COMMENT: Zimbabwe should reclaim its bread basket status

GOVERNMENT has announced that it will provide farming inputs under the Pfumvudza/Intwasa Programme to about three million farmers for the 2024/2025 cropping season as it works to enhance food security and even produce surplus for export.

Zimbabwe like the rest of the southern African countries is expected to receive normal to above normal rains this coming season hence the need to adequately prepare.

According to reports from farmers across the country, land preparation is in full swing and Government on its part has started delivering inputs to Grain Marketing Board (GMB) depots across the country.

In some cases distribution of the inputs to farmers has already started and the target is to ensure the inputs are with the farmers before the onset of the rains.

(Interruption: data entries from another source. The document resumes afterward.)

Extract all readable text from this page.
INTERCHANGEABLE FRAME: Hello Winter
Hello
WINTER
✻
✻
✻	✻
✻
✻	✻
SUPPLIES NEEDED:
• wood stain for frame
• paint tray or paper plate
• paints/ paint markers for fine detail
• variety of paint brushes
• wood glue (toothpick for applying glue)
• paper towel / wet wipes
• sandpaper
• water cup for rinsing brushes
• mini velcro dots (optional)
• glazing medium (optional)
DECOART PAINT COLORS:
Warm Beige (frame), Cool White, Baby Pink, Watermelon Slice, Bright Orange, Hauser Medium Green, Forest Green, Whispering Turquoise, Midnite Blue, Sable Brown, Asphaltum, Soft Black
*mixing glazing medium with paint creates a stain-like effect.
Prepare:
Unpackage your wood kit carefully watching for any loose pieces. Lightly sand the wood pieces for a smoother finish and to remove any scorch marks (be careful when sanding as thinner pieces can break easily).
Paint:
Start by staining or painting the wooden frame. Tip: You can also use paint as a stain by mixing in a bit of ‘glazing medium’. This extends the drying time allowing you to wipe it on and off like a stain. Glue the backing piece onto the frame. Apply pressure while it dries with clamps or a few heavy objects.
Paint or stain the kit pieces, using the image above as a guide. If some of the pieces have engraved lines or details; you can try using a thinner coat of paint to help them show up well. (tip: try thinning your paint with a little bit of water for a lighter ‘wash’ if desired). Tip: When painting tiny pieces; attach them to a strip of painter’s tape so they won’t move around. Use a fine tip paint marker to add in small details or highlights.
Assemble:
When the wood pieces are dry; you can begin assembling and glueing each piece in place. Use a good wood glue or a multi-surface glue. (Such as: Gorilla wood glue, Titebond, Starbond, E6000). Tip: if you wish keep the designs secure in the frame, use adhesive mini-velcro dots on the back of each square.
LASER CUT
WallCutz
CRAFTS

Zimbabwean farmers have over the years proved that they have the capacity to produce not just enough for national consumption but even surplus for export during a good season.

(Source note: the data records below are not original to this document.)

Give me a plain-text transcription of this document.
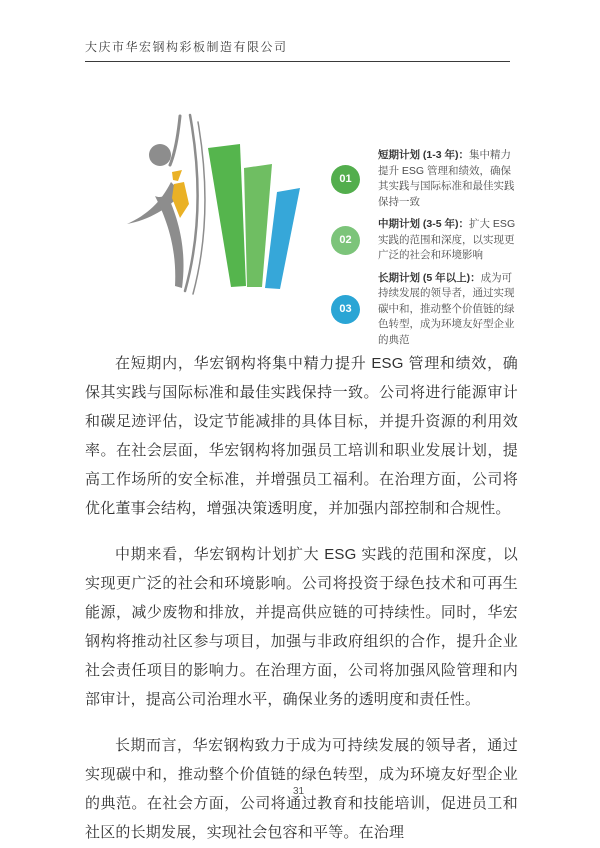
大庆市华宏钢构彩板制造有限公司
01

短期计划 (1-3 年)：集中精力提升 ESG 管理和绩效，确保其实践与国际标准和最佳实践保持一致

02

中期计划 (3-5 年)：扩大 ESG 实践的范围和深度，以实现更广泛的社会和环境影响

03

长期计划 (5 年以上)：成为可持续发展的领导者，通过实现碳中和，推动整个价值链的绿色转型，成为环境友好型企业的典范

在短期内，华宏钢构将集中精力提升 ESG 管理和绩效，确保其实践与国际标准和最佳实践保持一致。公司将进行能源审计和碳足迹评估，设定节能减排的具体目标，并提升资源的利用效率。在社会层面，华宏钢构将加强员工培训和职业发展计划，提高工作场所的安全标准，并增强员工福利。在治理方面，公司将优化董事会结构，增强决策透明度，并加强内部控制和合规性。

中期来看，华宏钢构计划扩大 ESG 实践的范围和深度，以实现更广泛的社会和环境影响。公司将投资于绿色技术和可再生能源，减少废物和排放，并提高供应链的可持续性。同时，华宏钢构将推动社区参与项目，加强与非政府组织的合作，提升企业社会责任项目的影响力。在治理方面，公司将加强风险管理和内部审计，提高公司治理水平，确保业务的透明度和责任性。

长期而言，华宏钢构致力于成为可持续发展的领导者，通过实现碳中和，推动整个价值链的绿色转型，成为环境友好型企业的典范。在社会方面，公司将通过教育和技能培训，促进员工和社区的长期发展，实现社会包容和平等。在治理

31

Food and Agriculture Organisation (FAO) Director General Qu Dongyu who visited Zimbabwe last year, hailed the transformation of the country’s agricultural sector, which he said had positively impacted on the people’s livelihoods.

Mr Qu who attended a FAO Regional Water Conference held in Harare, said Zimbabwe had achieved a lot in its initiatives to transform the agriculture sector as it strives to regain its status as the region’s bread basket.

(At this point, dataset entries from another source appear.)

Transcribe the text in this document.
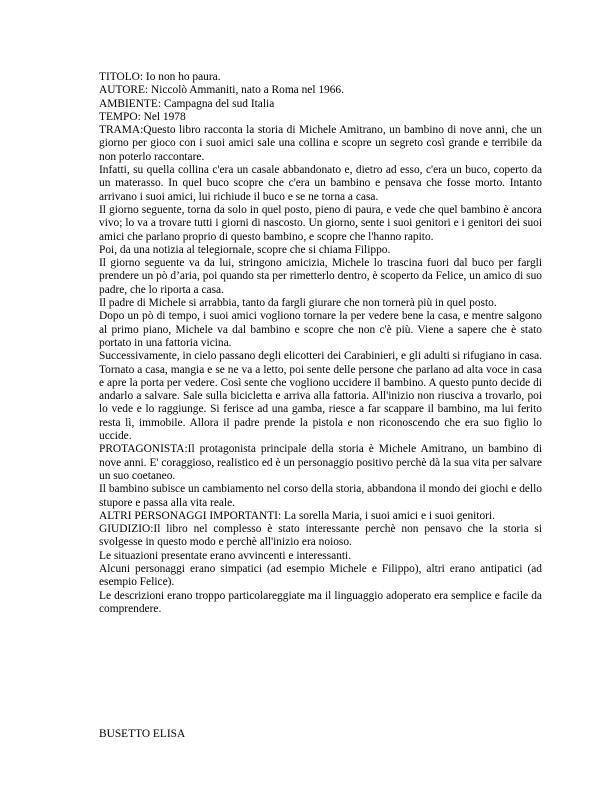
TITOLO: Io non ho paura.

AUTORE: Niccolò Ammaniti, nato a Roma nel 1966.

AMBIENTE: Campagna del sud Italia

TEMPO: Nel 1978

TRAMA:Questo libro racconta la storia di Michele Amitrano, un bambino di nove anni, che un giorno per gioco con i suoi amici sale una collina e scopre un segreto così grande e terribile da non poterlo raccontare.

Infatti, su quella collina c'era un casale abbandonato e, dietro ad esso, c'era un buco, coperto da un materasso. In quel buco scopre che c'era un bambino e pensava che fosse morto. Intanto arrivano i suoi amici, lui richiude il buco e se ne torna a casa.

Il giorno seguente, torna da solo in quel posto, pieno di paura, e vede che quel bambino è ancora vivo; lo va a trovare tutti i giorni di nascosto. Un giorno, sente i suoi genitori e i genitori dei suoi amici che parlano proprio di questo bambino, e scopre che l'hanno rapito.

Poi, da una notizia al telegiornale, scopre che si chiama Filippo.

Il giorno seguente va da lui, stringono amicizia, Michele lo trascina fuori dal buco per fargli prendere un pò d’aria, poi quando sta per rimetterlo dentro, è scoperto da Felice, un amico di suo padre, che lo riporta a casa.

Il padre di Michele si arrabbia, tanto da fargli giurare che non tornerà più in quel posto.

Dopo un pò di tempo, i suoi amici vogliono tornare la per vedere bene la casa, e mentre salgono al primo piano, Michele va dal bambino e scopre che non c'è più. Viene a sapere che è stato portato in una fattoria vicina.

Successivamente, in cielo passano degli elicotteri dei Carabinieri, e gli adulti si rifugiano in casa. Tornato a casa, mangia e se ne va a letto, poi sente delle persone che parlano ad alta voce in casa e apre la porta per vedere. Così sente che vogliono uccidere il bambino. A questo punto decide di andarlo a salvare. Sale sulla bicicletta e arriva alla fattoria. All'inizio non riusciva a trovarlo, poi lo vede e lo raggiunge. Si ferisce ad una gamba, riesce a far scappare il bambino, ma lui ferito resta lì, immobile. Allora il padre prende la pistola e non riconoscendo che era suo figlio lo uccide.

PROTAGONISTA:Il protagonista principale della storia è Michele Amitrano, un bambino di nove anni. E' coraggioso, realistico ed è un personaggio positivo perchè dà la sua vita per salvare un suo coetaneo.

Il bambino subisce un cambiamento nel corso della storia, abbandona il mondo dei giochi e dello stupore e passa alla vita reale.

ALTRI PERSONAGGI IMPORTANTI: La sorella Maria, i suoi amici e i suoi genitori.

GIUDIZIO:Il libro nel complesso è stato interessante perchè non pensavo che la storia si svolgesse in questo modo e perchè all'inizio era noioso.

Le situazioni presentate erano avvincenti e interessanti.

Alcuni personaggi erano simpatici (ad esempio Michele e Filippo), altri erano antipatici (ad esempio Felice).

Le descrizioni erano troppo particolareggiate ma il linguaggio adoperato era semplice e facile da comprendere.

BUSETTO ELISA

He said the country has, as a result of the measures it has taken to boost agricultural production, managed to have a bumper harvest of its staple food like maize and other grains.

Mr Qu said agriculture in Zimbabwe has the potential to transform rural areas into industrialised zones and earn farmers increased revenue. “Agriculture can be used to empower the youths and women to end poverty,” he said.

Government through the Agricultural and Rural Development Authority, (Arda) is already working on a decentralised industrialisation programme that involves the establishment of rural industries that mainly process farmers’ produce.

This is expected to create thousands of jobs as a result of value addition and beneficiation, which will directly benefit farmers as they will earn more from their produce.

We therefore want to commend Government for its commitment to continue investing resources in the agricultural sector, which is key to rural industrialisation.
More than 300 000 families were allocated land under the Land Reform Programme and most of these families are fully utilising the land hence the bumper harvests.

The farmers have shamed doomsayers who have been criticising Zimbabwe’s Land Reform Programme. We want at this juncture to urge farmers to continue building on the momentum so that Zimbabwe can regain its status of being the region’s bread basket.